My community hospital of 117 licensed beds received our first possible case of coronavirus disease 2019 (COVID-19) on a Sunday afternoon in March. The patient was in a negative pressure room in our intensive care unit (ICU), and a vascular access consult was ordered. Due to the patient’s condition and multiple ordered medications, a PICC line was selected as the most appropriate device. I had personally never placed a vascular access device while wearing airborne precautions personal protective equipment (PPE), but I did remember our infection control nurse teaching me how to don the powered air-purifying respirators (PAPR), gown, gloves, and shoe covers in the correct order. As the ICU staff assisted me into the PPE, I wondered about the feasibility of performing a sterile procedure while covered almost head to toe in PPE, but I knew the patient needed vascular access.

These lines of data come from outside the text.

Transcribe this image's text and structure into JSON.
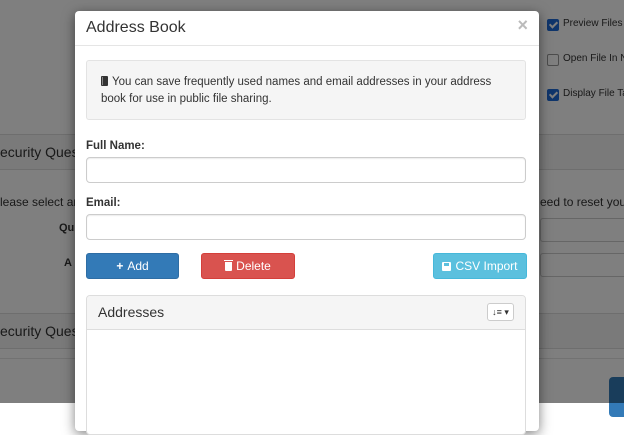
{
  "background": {
    "settings": [
      {
        "label": "Preview Files B",
        "checked": true
      },
      {
        "label": "Open File In N",
        "checked": false
      },
      {
        "label": "Display File Ta",
        "checked": true
      }
    ],
    "security_heading_1": "ecurity Quest",
    "security_desc_left": "lease select an",
    "security_desc_right": "eed to reset your",
    "label_q": "Qu",
    "label_a": "A",
    "security_heading_2": "ecurity Quest"
  },
  "modal": {
    "title": "Address Book",
    "close_label": "×",
    "info_text": "You can save frequently used names and email addresses in your address book for use in public file sharing.",
    "full_name_label": "Full Name:",
    "full_name_value": "",
    "email_label": "Email:",
    "email_value": "",
    "add_label": "Add",
    "delete_label": "Delete",
    "csv_label": "CSV Import",
    "addresses_title": "Addresses",
    "sort_label": "↓≡ ▾"
  },
  "colors": {
    "primary": "#337ab7",
    "danger": "#d9534f",
    "info": "#5bc0de"
  }
}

Because of my experience as a vascular access specialist and my collaboration with infection preventionists both at my facility and through professional organizations and journals, I was able to place a PICC that successfully delivered the needed medications. That patient ended up being discharged home at the completion of their stay while only undergoing 1 needle stick for vascular access during their stay at my facility.
Less than 24 hours after placing that PICC line I met with our infection control nurse to discuss how the COVID-19 team was going to interact with the vascular access team. We collaborated to create a plan for best protecting our team of 2 from exposure while also ensuring that our patients were protected from further infection caused by a vascular access device. In addition, the infection control nurse and I met with the directors of the lab, the medical floor, and the intensive care unit to discuss ways to minimize exposure of their staff to the patients with confirmed COVID-19 infection.

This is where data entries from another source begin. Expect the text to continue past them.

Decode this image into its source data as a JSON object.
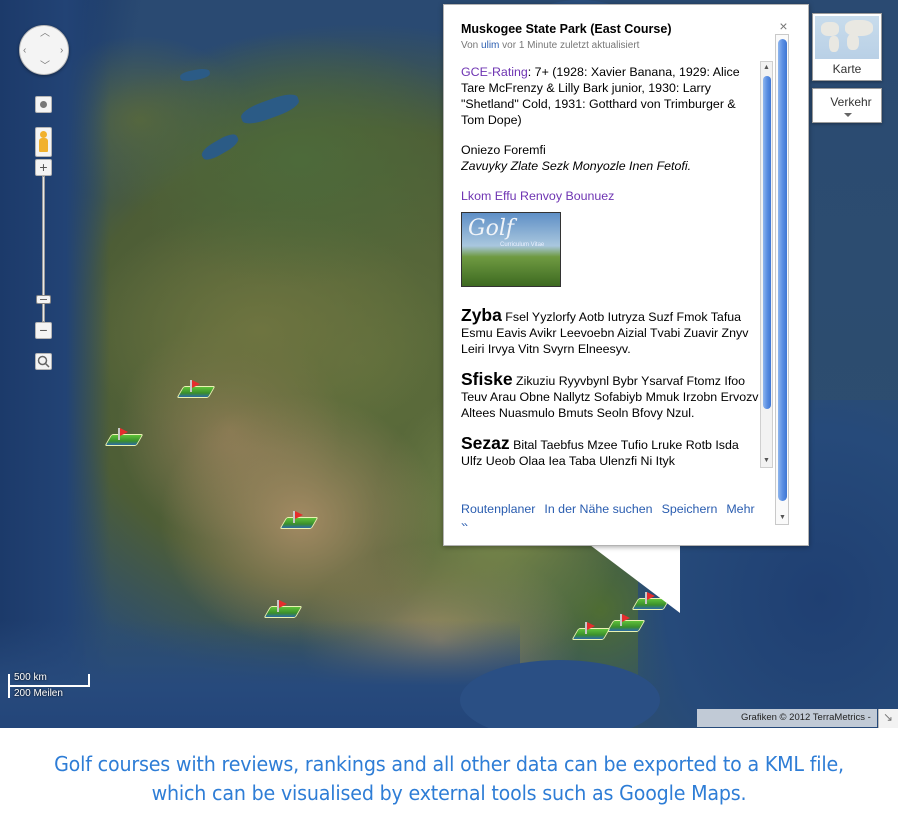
{
  "map": {
    "map_type_label": "Karte",
    "traffic_label": "Verkehr",
    "scale_km": "500 km",
    "scale_mi": "200 Meilen",
    "attribution": "Grafiken © 2012 TerraMetrics -",
    "markers": [
      "golf-course-marker",
      "golf-course-marker",
      "golf-course-marker",
      "golf-course-marker",
      "golf-course-marker",
      "golf-course-marker",
      "golf-course-marker"
    ]
  },
  "infowindow": {
    "title": "Muskogee State Park (East Course)",
    "meta_prefix": "Von ",
    "meta_user": "ulim",
    "meta_suffix": " vor 1 Minute zuletzt aktualisiert",
    "rating_label": "GCE-Rating",
    "rating_text": ": 7+ (1928: Xavier Banana, 1929: Alice Tare McFrenzy & Lilly Bark junior, 1930: Larry \"Shetland\" Cold, 1931: Gotthard von Trimburger & Tom Dope)",
    "course_name": "Oniezo Foremfi",
    "course_desc": "Zavuyky Zlate Sezk Monyozle Inen Fetofi.",
    "link_text": "Lkom Effu Renvoy Bounuez",
    "thumb_script": "Golf",
    "thumb_caption": "Curriculum Vitae",
    "paragraphs": [
      {
        "lead": "Zyba",
        "text": " Fsel Yyzlorfy Aotb Iutryza Suzf Fmok Tafua Esmu Eavis Avikr Leevoebn Aizial Tvabi Zuavir Znyv Leiri Irvya Vitn Svyrn Elneesyv."
      },
      {
        "lead": "Sfiske",
        "text": " Zikuziu Ryyvbynl Bybr Ysarvaf Ftomz Ifoo Teuv Arau Obne Nallytz Sofabiyb Mmuk Irzobn Ervozv Altees Nuasmulo Bmuts Seoln Bfovy Nzul."
      },
      {
        "lead": "Sezaz",
        "text": " Bital Taebfus Mzee Tufio Lruke Rotb Isda Ulfz Ueob Olaa Iea Taba Ulenzfi Ni Ityk"
      }
    ],
    "footer_links": [
      "Routenplaner",
      "In der Nähe suchen",
      "Speichern",
      "Mehr »"
    ]
  },
  "caption": {
    "line1": "Golf courses with reviews, rankings and all other data can be exported to a KML file,",
    "line2": "which can be visualised by external tools such as Google Maps."
  },
  "colors": {
    "link_blue": "#2a5db0",
    "link_purple": "#6e34b2",
    "caption_blue": "#2e7dd6"
  }
}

We also spoke with the emergency department and the hospitalists to plan for the vascular access needs of these patients. When it became clear we would have to change some of our normal practice to work within the national PPE shortage while still protecting staff, we worked together with our materials department to ensure we would have the needed supplies.
One concern we had was maintaining ideal positioning of vascular access devices once they were placed; to this end, we ordered a subcutaneous securement device we had been trialing. Although there were many areas of the country where PPE shortages did negatively impact healthcare systems, the incident command center at our facility was able to maintain an adequate supply for our staff. Through teamwork we were all able to navigate the unknown waters of COVID-19 while providing the highest level of care for all of our patients and protecting our staff.

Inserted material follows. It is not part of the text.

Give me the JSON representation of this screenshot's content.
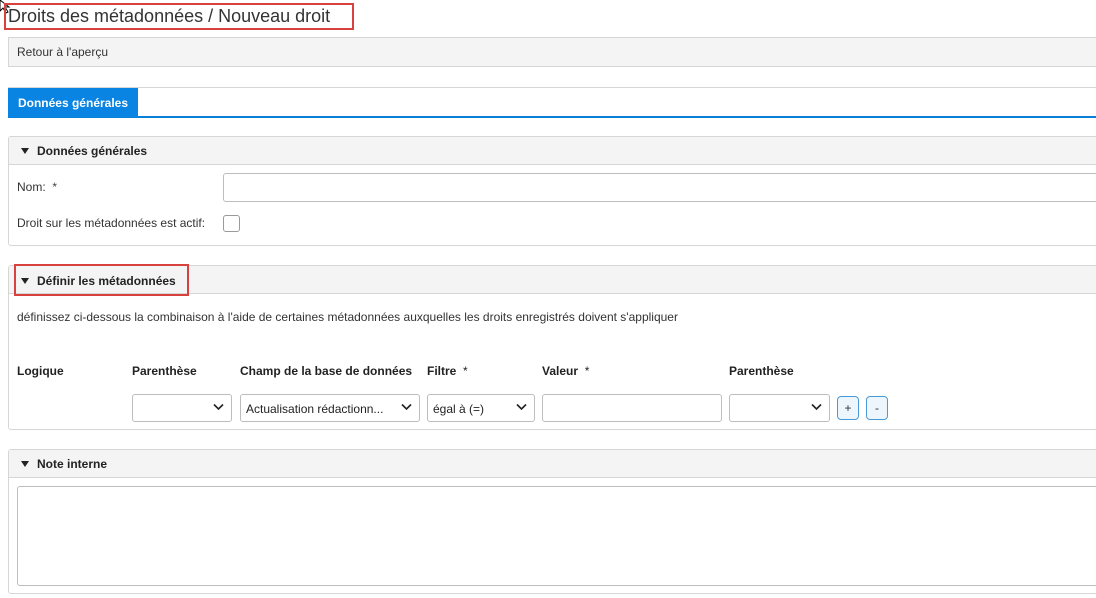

The healthcare team is composed of different specialists from widely varied backgrounds. Although we each have our own focus, we all work together to care for our patients in an effective and efficient manner. Collaboration between specialties is vital to maximizing patient outcomes while minimizing complications. Although complications with vascular access devices are sometimes dismissed as a necessary evil associated with hospitalization, through the collaboration of vascular access specialists and infection preventionists we can decrease complications, decrease costs, and increase positive outcomes for our patients.
Maya Gossman, RN, is a vascular access nurse at Stillwater Medical Center in Stillwater, Oklahoma.